Please do not get me wrong. I am not referring to isolated high-profile cases of outwardly observant Jews involved in high crimes and misdemeanors. I am referring to you and me, the kind of character we demonstrate when we finally get home after a long day. Observing ourselves at home, would we call ourselves kind people? Would we call ourselves pleasant people? Would we call ourselves fair, consistent and considerate? Children become very alienated from the ways of parents and teachers who they see as hypocritical and unfair, accusatory and unkind. We may take to heart the words of the great commentator Meiri. In a well-known Mishna in Pirkei Avos (2:5), Hillel instructs us not to judge our friend until we reach his place. The usual understanding of this Mishna is that we must not rush to criticize others when we perhaps would similarly fail were we to find ourselves in the same circumstances.
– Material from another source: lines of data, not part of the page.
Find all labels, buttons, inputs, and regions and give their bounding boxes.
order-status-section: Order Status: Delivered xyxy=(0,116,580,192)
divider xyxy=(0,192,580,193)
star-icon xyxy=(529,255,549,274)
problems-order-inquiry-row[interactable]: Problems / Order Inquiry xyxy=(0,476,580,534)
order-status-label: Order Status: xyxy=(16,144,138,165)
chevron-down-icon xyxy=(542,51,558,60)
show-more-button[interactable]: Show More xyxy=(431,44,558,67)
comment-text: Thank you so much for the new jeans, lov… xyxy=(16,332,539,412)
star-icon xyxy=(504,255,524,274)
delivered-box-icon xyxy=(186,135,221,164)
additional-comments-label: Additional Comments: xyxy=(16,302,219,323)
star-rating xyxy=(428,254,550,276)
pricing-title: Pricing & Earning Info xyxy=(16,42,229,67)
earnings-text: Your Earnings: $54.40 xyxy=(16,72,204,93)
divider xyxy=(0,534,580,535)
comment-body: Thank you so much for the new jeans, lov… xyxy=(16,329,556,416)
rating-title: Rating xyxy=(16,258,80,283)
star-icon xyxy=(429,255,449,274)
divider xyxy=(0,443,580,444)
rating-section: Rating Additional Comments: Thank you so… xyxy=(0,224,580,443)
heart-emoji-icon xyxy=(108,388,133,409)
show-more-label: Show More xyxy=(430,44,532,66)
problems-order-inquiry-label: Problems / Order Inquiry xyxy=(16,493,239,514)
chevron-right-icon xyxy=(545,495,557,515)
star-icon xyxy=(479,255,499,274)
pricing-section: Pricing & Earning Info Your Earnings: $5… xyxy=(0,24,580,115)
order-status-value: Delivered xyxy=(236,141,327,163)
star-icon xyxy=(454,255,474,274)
Meiri however quotes an entirely different explanation:
If you encounter a stranger in your town and you see him behaving with magnificent and glorious character, don’t assume that this is his true self, until you have a chance to see him in his place, where he lives. Only when you observe his behavior at home and see it as consistent with his public persona, then you may view him with admiration. Alas there are so many lowly and simple people who pretend to be something that they really are not!
Our kids do see us at home. And home is where we “let our hair down”, where we can finally be “ourselves” after a day of sometimes forced pleasantness and correctness with the strangers with whom we work and play. Do they see us as kind, pleasant and fair?
And it is the children who struggle who are the ones to see the worst of us. When they struggle, we – their parents and their teachers – get frustrated and short. We do not always work to understand them; we too often quickly cut them down. Qualities such as giving the benefit of the doubt, empathy and understanding are often in short supply. Our behavior does not always leave a great impression.
And at the very same time, we will continue to push hard for Torah and Mitzvos. We will make sure to study Torah, to Daven well, and to observe exactingly the laws of Shabbos, Kashrus and Tzenius. We will readily and forcefully remind our kids and students of their responsibility to learn and to Daven well (“say all the words”; “look inside”), and we are always ready with the do’s and don’t’s of daily observant life. They identify us with Torah, but in the realms that they can appreciate – kindness and fairness – they may not see enough worth admiring and emulating.
Point #4: We need to remake ourselves to be kinder and gentler. We need to unambiguously restore the image that Hashem wanted His Torah to project: That it begins and ends with Gemillus Chasadim, with acts of true loving-kindness.
I wrote at the outset that I wanted to begin a process, to share a few points for consideration. I have made those points, at times perhaps harshly and strongly. I hope I have not over-stepped my bounds, and that these suggestions have merit. What I can say with some certainty is that we as a community are facing a serious crisis of continuity. I do not think we will solve the problem by “tinkering”, by little ideas or by modestly targeted preemptive or reactive measures. We do need something a bit more broad and, yes, revolutionary. We all need to look at the issues and speak to them carefully and directly, and to make the necessary transformative changes. I pray that Hashem bless us all with the wisdom and the courage to understand what we need to do, and to then get it done.